While holding in mind an end-goal of a utopia of sorts is always worthwhile -- especially considering that we should *not* be stuck with our reality in its *present* condition -- we *don't* want to be too "pre-prescribing" in the sense of detailing how many inches wide the water pipes of a future utopian civilization should be, 500 years from now. What's more pertinent to our efforts in the present day, while we keep a *general* utopian vision in mind, is to see what the current *complaints* and dissatisfactions are, based on material conditions (or lack thereof). So we *want* details in the present, in which they're procurable, and we *don't* want details for the future, for which we could only advance speculation and guesswork.

gilhyle
15th May 2010, 22:36
Yea well Ive read Maslow (a bit) and Heidegger (a lot) and because Im realistic and work out my own views, because I accept the world as it is and am concerned with the problems of this world, I dont agree with them.
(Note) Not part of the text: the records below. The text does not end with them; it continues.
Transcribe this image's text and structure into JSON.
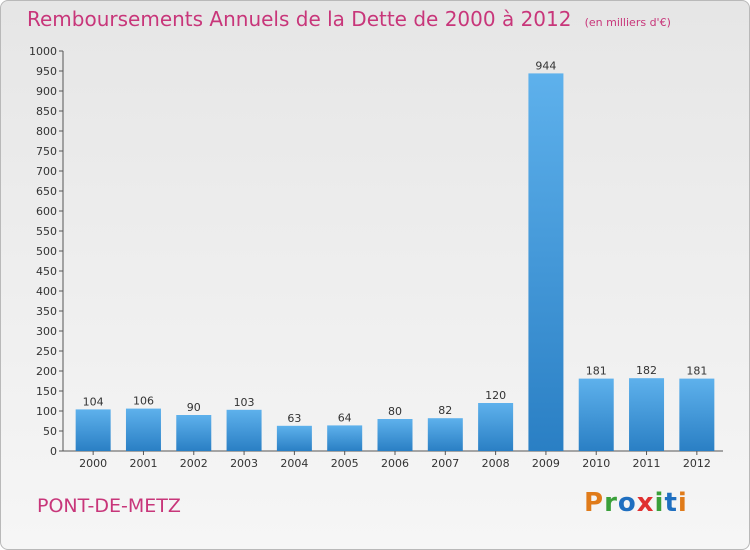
{
  "chart_data": {
    "type": "bar",
    "title": "Remboursements Annuels de la Dette de 2000 à 2012",
    "subtitle": "(en milliers d'€)",
    "categories": [
      "2000",
      "2001",
      "2002",
      "2003",
      "2004",
      "2005",
      "2006",
      "2007",
      "2008",
      "2009",
      "2010",
      "2011",
      "2012"
    ],
    "values": [
      104,
      106,
      90,
      103,
      63,
      64,
      80,
      82,
      120,
      944,
      181,
      182,
      181
    ],
    "ylim": [
      0,
      1000
    ],
    "yticks": [
      0,
      50,
      100,
      150,
      200,
      250,
      300,
      350,
      400,
      450,
      500,
      550,
      600,
      650,
      700,
      750,
      800,
      850,
      900,
      950,
      1000
    ],
    "grid": false,
    "bar_color": "#4a9fe0"
  },
  "commune": "PONT-DE-METZ",
  "logo": {
    "text": "Proxiti",
    "letter_colors": [
      "#e07b1a",
      "#3aa03a",
      "#1f6fc0",
      "#e03030",
      "#3aa03a",
      "#1f6fc0",
      "#e07b1a"
    ]
  }
}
there can never be collectivity.......
On the contrary, there is always collectivlity. The kind of people you refer to are merely a product of the differentiation among sociall roles.

The kind of ideas you are advocating differ only in incidentals from the Buddhist conception of the Bodisahtva. Its religious mythmaking.
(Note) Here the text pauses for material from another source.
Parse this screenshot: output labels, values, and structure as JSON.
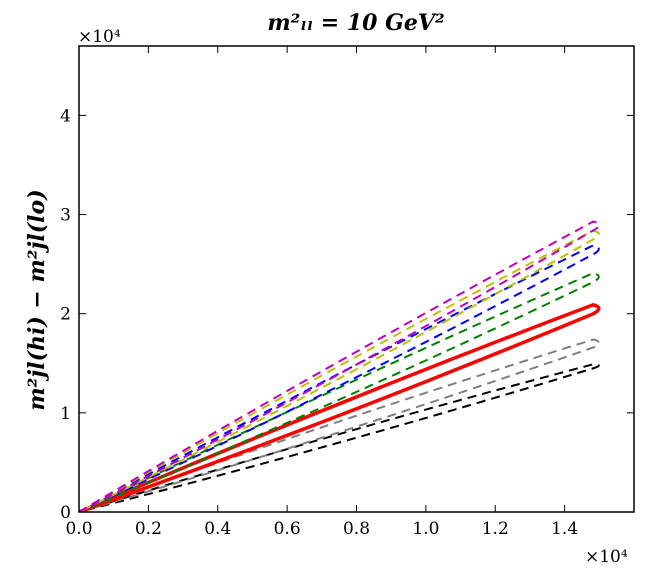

The elements of the myth are that such 'self actualising people' are a) actualising some esoteric self which is already within, rather than creating that self in the act of displaying the characteristics you list and b) that such people have some sort of metaphysical importance for the rest of us (assuming just for the sake of argument that Im not one of them :cool:) over and above the significance of any role within the social division of labour and relationships.

None of this is true.

Lenina Rosenweg
23rd May 2010, 21:48
The essays are interesting and worthy of a critique. I've read it superficially but a few things come to mind.
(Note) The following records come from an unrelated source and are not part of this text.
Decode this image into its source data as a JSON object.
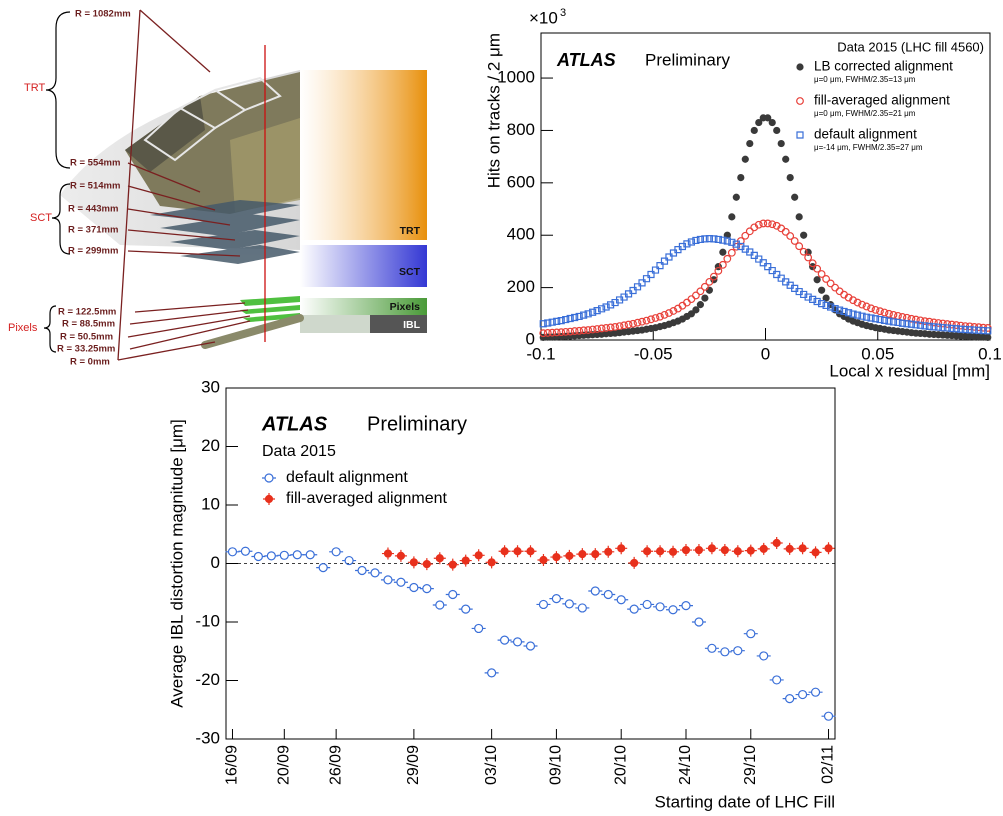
{
  "diagram": {
    "radii": [
      "R = 1082mm",
      "R = 554mm",
      "R = 514mm",
      "R = 443mm",
      "R = 371mm",
      "R = 299mm",
      "R = 122.5mm",
      "R = 88.5mm",
      "R = 50.5mm",
      "R = 33.25mm",
      "R = 0mm"
    ],
    "groups": [
      "TRT",
      "SCT",
      "Pixels"
    ],
    "bands": [
      "TRT",
      "SCT",
      "Pixels",
      "IBL"
    ]
  },
  "chart_data": [
    {
      "type": "scatter",
      "annotations": [
        "ATLAS",
        "Preliminary",
        "Data 2015 (LHC fill 4560)"
      ],
      "y_multiplier": {
        "base": "×10",
        "exponent": "3"
      },
      "x_label": "Local x residual [mm]",
      "y_label": "Hits on tracks / 2 μm",
      "xlim": [
        -0.1,
        0.1
      ],
      "xticks": [
        -0.1,
        -0.05,
        0,
        0.05,
        0.1
      ],
      "ylim": [
        0,
        1172
      ],
      "yticks": [
        0,
        200,
        400,
        600,
        800,
        1000
      ],
      "grid": false,
      "legend": "upper right",
      "x": [
        -0.099,
        -0.097,
        -0.095,
        -0.093,
        -0.091,
        -0.089,
        -0.087,
        -0.085,
        -0.083,
        -0.081,
        -0.079,
        -0.077,
        -0.075,
        -0.073,
        -0.071,
        -0.069,
        -0.067,
        -0.065,
        -0.063,
        -0.061,
        -0.059,
        -0.057,
        -0.055,
        -0.053,
        -0.051,
        -0.049,
        -0.047,
        -0.045,
        -0.043,
        -0.041,
        -0.039,
        -0.037,
        -0.035,
        -0.033,
        -0.031,
        -0.029,
        -0.027,
        -0.025,
        -0.023,
        -0.021,
        -0.019,
        -0.017,
        -0.015,
        -0.013,
        -0.011,
        -0.009,
        -0.007,
        -0.005,
        -0.003,
        -0.001,
        0.001,
        0.003,
        0.005,
        0.007,
        0.009,
        0.011,
        0.013,
        0.015,
        0.017,
        0.019,
        0.021,
        0.023,
        0.025,
        0.027,
        0.029,
        0.031,
        0.033,
        0.035,
        0.037,
        0.039,
        0.041,
        0.043,
        0.045,
        0.047,
        0.049,
        0.051,
        0.053,
        0.055,
        0.057,
        0.059,
        0.061,
        0.063,
        0.065,
        0.067,
        0.069,
        0.071,
        0.073,
        0.075,
        0.077,
        0.079,
        0.081,
        0.083,
        0.085,
        0.087,
        0.089,
        0.091,
        0.093,
        0.095,
        0.097,
        0.099
      ],
      "series": [
        {
          "name": "LB corrected alignment",
          "note": "μ=0 μm, FWHM/2.35=13 μm",
          "color": "#3a3a3a",
          "marker": "filled-circle",
          "values": [
            10,
            11,
            11,
            12,
            13,
            14,
            15,
            16,
            17,
            18,
            19,
            20,
            21,
            22,
            24,
            25,
            26,
            28,
            30,
            32,
            34,
            36,
            38,
            41,
            44,
            47,
            51,
            55,
            60,
            66,
            72,
            80,
            90,
            100,
            115,
            135,
            160,
            190,
            230,
            280,
            335,
            400,
            470,
            545,
            620,
            690,
            750,
            800,
            830,
            848,
            848,
            830,
            800,
            750,
            690,
            620,
            545,
            470,
            400,
            335,
            280,
            230,
            190,
            160,
            135,
            115,
            100,
            90,
            80,
            72,
            66,
            60,
            55,
            51,
            47,
            44,
            41,
            38,
            36,
            34,
            32,
            30,
            28,
            26,
            25,
            24,
            22,
            21,
            20,
            19,
            18,
            17,
            16,
            15,
            14,
            13,
            12,
            11,
            11,
            10
          ]
        },
        {
          "name": "fill-averaged alignment",
          "note": "μ=0 μm, FWHM/2.35=21 μm",
          "color": "#e8413a",
          "marker": "open-circle",
          "values": [
            26,
            27,
            28,
            29,
            30,
            31,
            32,
            34,
            35,
            37,
            38,
            40,
            42,
            44,
            46,
            48,
            50,
            53,
            56,
            59,
            62,
            66,
            70,
            74,
            79,
            84,
            89,
            96,
            103,
            111,
            120,
            131,
            143,
            156,
            170,
            186,
            203,
            222,
            242,
            264,
            287,
            310,
            333,
            356,
            378,
            398,
            415,
            430,
            440,
            445,
            445,
            442,
            436,
            426,
            413,
            397,
            378,
            358,
            337,
            315,
            293,
            272,
            252,
            233,
            216,
            200,
            186,
            173,
            162,
            152,
            143,
            135,
            128,
            121,
            115,
            110,
            105,
            100,
            96,
            92,
            88,
            85,
            81,
            78,
            75,
            72,
            70,
            67,
            65,
            63,
            61,
            59,
            57,
            55,
            53,
            52,
            50,
            49,
            47,
            46
          ]
        },
        {
          "name": "default alignment",
          "note": "μ=-14 μm, FWHM/2.35=27 μm",
          "color": "#3a6fd8",
          "marker": "open-square",
          "values": [
            62,
            65,
            68,
            71,
            74,
            78,
            82,
            86,
            90,
            95,
            100,
            106,
            112,
            119,
            126,
            134,
            143,
            153,
            164,
            176,
            189,
            203,
            218,
            234,
            250,
            267,
            284,
            301,
            317,
            332,
            345,
            357,
            367,
            374,
            380,
            384,
            386,
            387,
            386,
            384,
            381,
            378,
            373,
            366,
            357,
            347,
            336,
            323,
            309,
            295,
            280,
            265,
            250,
            236,
            222,
            209,
            197,
            185,
            174,
            164,
            155,
            147,
            139,
            132,
            126,
            120,
            114,
            109,
            104,
            99,
            95,
            91,
            87,
            84,
            81,
            78,
            75,
            72,
            69,
            67,
            64,
            62,
            60,
            58,
            56,
            54,
            52,
            50,
            49,
            47,
            46,
            44,
            43,
            41,
            40,
            39,
            38,
            37,
            36,
            35
          ]
        }
      ]
    },
    {
      "type": "dot",
      "annotations": [
        "ATLAS",
        "Preliminary",
        "Data 2015"
      ],
      "x_label": "Starting date of LHC Fill",
      "y_label": "Average IBL distortion magnitude [μm]",
      "ylim": [
        -30,
        30
      ],
      "yticks": [
        -30,
        -20,
        -10,
        0,
        10,
        20,
        30
      ],
      "hline": 0,
      "grid": false,
      "legend": "upper left",
      "categories": [
        "16/09",
        null,
        null,
        null,
        "20/09",
        null,
        null,
        null,
        "26/09",
        null,
        null,
        null,
        null,
        null,
        "29/09",
        null,
        null,
        null,
        null,
        null,
        "03/10",
        null,
        null,
        null,
        null,
        "09/10",
        null,
        null,
        null,
        null,
        "20/10",
        null,
        null,
        null,
        null,
        "24/10",
        null,
        null,
        null,
        null,
        "29/10",
        null,
        null,
        null,
        null,
        null,
        "02/11"
      ],
      "series": [
        {
          "name": "default alignment",
          "color": "#3a6fd8",
          "marker": "open-circle-bar",
          "values": [
            2.0,
            2.1,
            1.2,
            1.3,
            1.4,
            1.5,
            1.5,
            -0.7,
            2.0,
            0.5,
            -1.2,
            -1.6,
            -2.8,
            -3.2,
            -4.1,
            -4.3,
            -7.1,
            -5.3,
            -7.8,
            -11.1,
            -18.7,
            -13.1,
            -13.4,
            -14.1,
            -7.0,
            -6.0,
            -6.9,
            -7.6,
            -4.7,
            -5.3,
            -6.2,
            -7.8,
            -7.0,
            -7.4,
            -7.9,
            -7.2,
            -10.0,
            -14.5,
            -15.1,
            -14.9,
            -12.0,
            -15.8,
            -19.9,
            -23.1,
            -22.4,
            -22.0,
            -26.1
          ]
        },
        {
          "name": "fill-averaged alignment",
          "color": "#e8301c",
          "marker": "filled-circle-cross",
          "values": [
            null,
            null,
            null,
            null,
            null,
            null,
            null,
            null,
            null,
            null,
            null,
            null,
            1.7,
            1.3,
            0.2,
            -0.1,
            0.9,
            -0.2,
            0.5,
            1.4,
            0.2,
            2.1,
            2.1,
            2.1,
            0.6,
            1.1,
            1.3,
            1.6,
            1.6,
            2.0,
            2.6,
            0.1,
            2.1,
            2.1,
            2.0,
            2.3,
            2.3,
            2.6,
            2.3,
            2.1,
            2.2,
            2.5,
            3.5,
            2.5,
            2.6,
            1.9,
            2.6
          ]
        }
      ]
    }
  ]
}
Historical change does have patterns and perhaps cycles but I don't think this nessecarily means history is going anywhere that is predetermined or that is connected with what we regard as human needs. Capitalism and other modes of production have their own internal laws an understanding of which can be used to predict or influence within limits the direction of that society.The idea is to take conscious control of society to in effect "end history" so that humanity can wake up from the nightmare we're in.

We have to jump out of history to control it.There is nothing inevitable about Utopia.

A vision or idea of Utopia is an important part of this. A utopian vision, from the 17th century Munzerites, the Diggers, and Levellers to today can actualize utopia if the material conditions are correct. Ernst Bloch put this in Marxist terms with the "The Principle of Hope".

Vajrakrishna are you a PROUTIST by any chance?

ckaihatsu
24th May 2010, 01:18
This is a minor point, but since you referenced Maslow I thought I'd comment on that aspect here.

I've used Maslow's Hierarchy of Needs in some conceptual frameworks I've developed, and he uses the term 'self-actualization' -- but in a *humanistic*, non-mystical sense.

Conceptually / graphically it's represented as the top of a pyramid, implying that more fundamental human needs must be satisfied below in order for a person to "rise" to the "level" of being self-actualized. ( The entry reads "morality, creativity, spontaneity, problem solving, lack of prejudice, acceptance of facts." My diagram is at the following link: )


G.U.T.S.U.C. The Grand Unified Theory of Society Under C_______

http://i47.tinypic.com/14qzvo.jpg


I've even built on Maslow by (conceptually / graphically) positing that the development of self-actualization brings one into *political consciousness* (and agency)(of some sort), with the tip of the pyramid implicitly marking a political position on the generic left-right political spectrum.